Udall’s bill would authorize $7 million per year for border grants and operations and address the high rates of diseases and inadequate hazard preparedness infrastructure along the nation’s southern and northern borders by:

– Recognizing the United States-Mexico Border Health Commission (Commission) and the Canada-United States Pan-Border Public Health Preparedness Council (Council) as the public health entities responsible for recommending and implementing initiatives to solve border health issues.

– Establishing a grant program to address priorities and recommendations outlined by the Commission and Council to improve and protect the health of border area residents. Potential issues the grants may address include infectious disease testing, monitoring, and surveillance; public health and public health infrastructure; health conditions with a high prevalence; medical and health services research; health care infrastructure; health disparities; environmental health; epidemiology and health research; and workforce training and development.

-Allowing grants to be used for EWIDS and Border Infectious Disease Surveillance (BIDS) projects to develop and implement infectious disease surveillance plans, public health emergency plans, readiness assessments and preparedness plans, and alert networks; improve infrastructure and laboratories; workforce training; and health information technology.

The Border Health Security Act is cosponsored by Sens.

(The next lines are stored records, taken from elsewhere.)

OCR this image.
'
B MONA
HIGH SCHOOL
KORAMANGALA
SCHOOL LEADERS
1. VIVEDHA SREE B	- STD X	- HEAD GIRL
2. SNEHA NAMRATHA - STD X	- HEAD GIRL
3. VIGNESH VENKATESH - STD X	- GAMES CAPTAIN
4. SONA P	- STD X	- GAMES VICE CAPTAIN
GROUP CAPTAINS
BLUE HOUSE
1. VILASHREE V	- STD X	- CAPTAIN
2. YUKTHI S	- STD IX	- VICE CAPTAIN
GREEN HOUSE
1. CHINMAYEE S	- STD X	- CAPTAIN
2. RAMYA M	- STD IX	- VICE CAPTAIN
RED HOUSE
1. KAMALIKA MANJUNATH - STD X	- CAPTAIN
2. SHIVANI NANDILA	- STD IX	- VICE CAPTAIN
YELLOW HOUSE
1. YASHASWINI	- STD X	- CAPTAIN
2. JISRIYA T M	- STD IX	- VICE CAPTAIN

Martin Heinrich (D-N.M.) and Kirsten Gillibrand (D-N.Y.). The National Rural Health Association and the American Public Health Association have endorsed the bill.

Colonias Improvement Act

The Colonias Improvement Act would maximize the impact of federal resources in colonias communities by updating the definition of “colonia,” to make it easier for communities to apply for assistance programs through multiple agencies. It would also establish a review process to evaluate the effectiveness of current federal colonias assistance programs.

The bill would update and improve federal services for the colonias communities by:

– Directing the heads of the Environmental Protection Agency (EPA), the U.S. Department of Housing and Urban Development (HUD) and the U.S. Department of Agriculture (USDA) to create a unified definition of “colonia” to streamline the federal assistance application process across agencies.

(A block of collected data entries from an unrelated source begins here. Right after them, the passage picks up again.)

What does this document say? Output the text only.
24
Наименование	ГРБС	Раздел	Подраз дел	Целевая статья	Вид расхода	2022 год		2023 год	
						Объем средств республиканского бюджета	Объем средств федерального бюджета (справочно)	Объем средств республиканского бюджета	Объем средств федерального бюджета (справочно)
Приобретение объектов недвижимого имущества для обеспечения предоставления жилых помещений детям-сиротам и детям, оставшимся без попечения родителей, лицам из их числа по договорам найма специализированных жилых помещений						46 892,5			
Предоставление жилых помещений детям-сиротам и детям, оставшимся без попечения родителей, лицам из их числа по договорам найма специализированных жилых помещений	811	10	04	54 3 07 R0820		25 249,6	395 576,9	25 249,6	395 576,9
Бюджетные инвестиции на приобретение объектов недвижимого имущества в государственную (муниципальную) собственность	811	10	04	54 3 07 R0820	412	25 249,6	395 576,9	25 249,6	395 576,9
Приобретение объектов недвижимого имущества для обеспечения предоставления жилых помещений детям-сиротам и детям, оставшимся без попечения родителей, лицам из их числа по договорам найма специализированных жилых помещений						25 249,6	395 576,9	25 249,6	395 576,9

– Requiring the EPA, HUD and USDA each to create a webpage specifically dedicated to programs relevant to the colonias communities.

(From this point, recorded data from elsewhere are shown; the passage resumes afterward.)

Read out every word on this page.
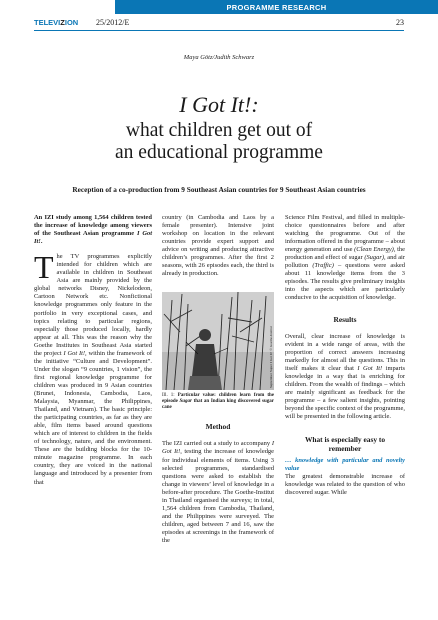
PROGRAMME RESEARCH
TELEVIZION 25/2012/E	23
Maya Götz/Judith Schwarz
I Got It!:
what children get out of
an educational programme
Reception of a co-production from 9 Southeast Asian countries for 9 Southeast Asian countries

An IZI study among 1,564 children tested the increase of knowledge among viewers of the Southeast Asian programme I Got It!.

The TV programmes explicitly intended for children which are available in children in Southeast Asia are mainly provided by the global networks Disney, Nickelodeon, Cartoon Network etc. Nonfictional knowledge programmes only feature in the portfolio in very exceptional cases, and topics relating to particular regions, especially those produced locally, hardly appear at all. This was the reason why the Goethe Institutes in Southeast Asia started the project I Got It!, within the framework of the initiative “Culture and Development”. Under the slogan “9 countries, 1 vision”, the first regional knowledge programme for children was produced in 9 Asian countries (Brunei, Indonesia, Cambodia, Laos, Malaysia, Myanmar, the Philippines, Thailand, and Vietnam). The basic principle: the participating countries, as far as they are able, film items based around questions which are of interest to children in the fields of technology, nature, and the environment. These are the building blocks for the 10-minute magazine programme. In each country, they are voiced in the national language and introduced by a presenter from that

country (in Cambodia and Laos by a female presenter). Intensive joint workshop on location in the relevant countries provide expert support and advice on writing and producing attractive children’s programmes. After the first 2 seasons, with 26 episodes each, the third is already in production.

September Super I Got It! © Goethe-Institut

Ill. 1: Particular value: children learn from the episode Sugar that an Indian king discovered sugar cane

Method

The IZI carried out a study to accompany I Got It!, testing the increase of knowledge for individual elements of items. Using 3 selected programmes, standardised questions were asked to establish the change in viewers’ level of knowledge in a before-after procedure. The Goethe-Institut in Thailand organised the surveys; in total, 1,564 children from Cambodia, Thailand, and the Philippines were surveyed. The children, aged between 7 and 16, saw the episodes at screenings in the framework of the

Science Film Festival, and filled in multiple-choice questionnaires before and after watching the programme. Out of the information offered in the programme – about energy generation and use (Clean Energy), the production and effect of sugar (Sugar), and air pollution (Traffic) – questions were asked about 11 knowledge items from the 3 episodes. The results give preliminary insights into the aspects which are particularly conducive to the acquisition of knowledge.

Results

Overall, clear increase of knowledge is evident in a wide range of areas, with the proportion of correct answers increasing markedly for almost all the questions. This in itself makes it clear that I Got It! imparts knowledge in a way that is enriching for children. From the wealth of findings – which are mainly significant as feedback for the programme – a few salient insights, pointing beyond the specific context of the programme, will be presented in the following article.

What is especially easy to
remember

… knowledge with particular and novelty value

The greatest demonstrable increase of knowledge was related to the question of who discovered sugar. While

– Directing the EPA, HUD and USDA to create a multi-agency working group to review colonias programs and make recommendations for improvements. The working group would be required to produce a report with 18 months of the bill’s enactment addressing improvements to current programs, changes necessary to address future economic and social development and improvements to the application process.

The Colonias Improvement Act is cosponsored by Senator Heinrich, and endorsed by the Border Counties Coalition.